Here’s the brilliancy of a set like this: Take a band whose ’90s vinyl output, even its lone Matador-released 1995 LP, has been findable only on the thorniest of paths, and nonexistent on CD, dump the lot onto four discs, add a DVD of random concert footage and backstage drooling idiocy, and sell the thing for $16. Then the question is, “Do I need all of this?” One can hear the record-store clerks now, nodding their heads while snatching this thing off the display wall and chanting, “Oh, you do, you do!” Like you need a good thrashing, a downsizing, a re-configuring.

Led by guitarist/singer/instigator Daniel Saxton Bunny, this revolving troupe of mental patients and sociopaths oozed out of Connecticut’s stony landscape in the early ’90s, upping the ante on rock ’n’ roll stupidity to nearly unreachable peaks with shows that started out at total meltdown and proceeded to use electricity as torture.

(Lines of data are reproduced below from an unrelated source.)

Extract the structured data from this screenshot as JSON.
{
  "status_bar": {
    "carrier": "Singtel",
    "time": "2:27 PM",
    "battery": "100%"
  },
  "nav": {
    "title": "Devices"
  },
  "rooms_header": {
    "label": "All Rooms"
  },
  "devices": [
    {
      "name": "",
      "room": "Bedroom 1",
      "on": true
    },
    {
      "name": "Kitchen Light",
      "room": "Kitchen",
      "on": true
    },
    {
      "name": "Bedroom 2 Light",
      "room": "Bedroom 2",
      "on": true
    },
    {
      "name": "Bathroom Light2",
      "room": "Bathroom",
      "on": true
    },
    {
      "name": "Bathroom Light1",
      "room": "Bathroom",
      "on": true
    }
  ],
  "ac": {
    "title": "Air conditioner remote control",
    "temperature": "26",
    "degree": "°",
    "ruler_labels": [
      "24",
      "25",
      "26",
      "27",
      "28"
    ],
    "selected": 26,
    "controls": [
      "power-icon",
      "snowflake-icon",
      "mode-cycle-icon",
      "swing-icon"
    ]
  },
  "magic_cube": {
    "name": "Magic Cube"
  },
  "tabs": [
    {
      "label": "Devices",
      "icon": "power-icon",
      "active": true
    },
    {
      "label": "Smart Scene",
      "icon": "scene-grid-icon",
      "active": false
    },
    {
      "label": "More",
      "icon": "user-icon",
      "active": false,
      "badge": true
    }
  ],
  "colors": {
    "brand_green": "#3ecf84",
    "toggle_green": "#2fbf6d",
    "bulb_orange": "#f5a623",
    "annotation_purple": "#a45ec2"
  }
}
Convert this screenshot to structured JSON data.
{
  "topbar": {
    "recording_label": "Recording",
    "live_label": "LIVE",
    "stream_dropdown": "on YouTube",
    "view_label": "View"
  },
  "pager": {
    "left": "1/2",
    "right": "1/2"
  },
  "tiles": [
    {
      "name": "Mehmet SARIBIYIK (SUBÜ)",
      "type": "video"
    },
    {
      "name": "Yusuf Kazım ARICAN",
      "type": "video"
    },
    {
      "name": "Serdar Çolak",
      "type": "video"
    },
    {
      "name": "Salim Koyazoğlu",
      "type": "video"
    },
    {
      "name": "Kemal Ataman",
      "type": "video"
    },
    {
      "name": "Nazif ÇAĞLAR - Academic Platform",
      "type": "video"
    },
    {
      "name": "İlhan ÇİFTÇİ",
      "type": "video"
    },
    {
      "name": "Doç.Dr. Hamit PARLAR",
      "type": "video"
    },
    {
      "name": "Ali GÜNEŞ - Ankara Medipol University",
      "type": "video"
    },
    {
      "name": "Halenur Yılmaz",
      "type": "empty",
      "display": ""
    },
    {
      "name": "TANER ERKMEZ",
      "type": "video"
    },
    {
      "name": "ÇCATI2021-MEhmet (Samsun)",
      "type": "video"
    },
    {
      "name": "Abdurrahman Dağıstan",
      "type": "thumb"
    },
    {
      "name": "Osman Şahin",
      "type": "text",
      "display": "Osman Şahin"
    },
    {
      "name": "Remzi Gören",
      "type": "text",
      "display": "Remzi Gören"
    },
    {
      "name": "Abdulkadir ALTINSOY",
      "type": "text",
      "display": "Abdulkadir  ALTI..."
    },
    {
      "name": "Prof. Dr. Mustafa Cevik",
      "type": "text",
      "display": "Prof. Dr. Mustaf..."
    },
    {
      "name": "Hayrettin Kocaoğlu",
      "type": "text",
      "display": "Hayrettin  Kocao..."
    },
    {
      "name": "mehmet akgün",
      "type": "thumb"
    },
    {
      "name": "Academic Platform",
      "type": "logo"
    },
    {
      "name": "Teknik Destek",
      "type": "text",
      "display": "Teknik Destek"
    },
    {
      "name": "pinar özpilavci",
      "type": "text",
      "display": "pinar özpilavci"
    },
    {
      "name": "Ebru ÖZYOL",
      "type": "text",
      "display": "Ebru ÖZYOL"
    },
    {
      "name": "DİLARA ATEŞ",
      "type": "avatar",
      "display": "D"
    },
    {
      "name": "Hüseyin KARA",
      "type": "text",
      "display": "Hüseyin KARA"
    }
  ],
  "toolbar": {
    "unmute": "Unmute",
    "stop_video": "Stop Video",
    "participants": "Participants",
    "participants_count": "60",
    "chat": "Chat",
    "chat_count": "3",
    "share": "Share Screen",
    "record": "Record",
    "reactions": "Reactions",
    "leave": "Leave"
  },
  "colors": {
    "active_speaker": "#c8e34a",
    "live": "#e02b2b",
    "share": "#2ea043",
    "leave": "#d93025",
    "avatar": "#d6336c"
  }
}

While comparable to early Flipper or the escapades of the Butthole Surfers, the Brains lack the focus, the control or even the song structure of those two. Instead, they rely on improvisation and instant poetry of the vilest sort. Imagine the Grateful Dead jacked to the gills on PCP and paranoia while someone butchers sheep behind them and you might get an idea of what these guys are about. Then again, you might not.


Box the Bunny’s earliest material concentrates on foreboding guitar-driven cavern jams a la Yeti-era Amon Düül II, but performed under the influence of worse drugs. Here, the band’s individual statements get lost in a pit of wah-wah-enhanced sludge. On discs two and three, the set dips into juvenile goofs, including radio-station call-ins, bratty rants, walls of atonality and even less emphasis on musicianship, before the final disc’s climactic flail-a-thons and musical vivisections. Yet it’s the DVD of live material that truly allows the Brains to roll around in chaos like dogs do cow dung. There’s a seeming guerilla event on an otherwise sunny day at a Chicago college campus, a video of DS Bunny soaping up naked while singing, and even footage from Pittsburgh’s own beloved MIT! The ultimate white band, they’ve stripped the music from the shackles of importance and, onstage or on record, put an end to the need for any more guitar rock.

scott seward (scott seward), Sunday, 21 November 2004 20:24 (twenty-one years ago)

why? cuz i'm bored and bunnybrainz reviews are always funny wut wit da hyperbole.

scott seward (scott seward), Sunday, 21 November 2004 20:25 (twenty-one years ago)

dey review new wolfeyes too: http://www.pittsburghcitypaper.ws/music/story.cfm?type=CD%20Reviews#3280

scott seward (scott seward), Sunday, 21 November 2004 20:28 (twenty-one years ago)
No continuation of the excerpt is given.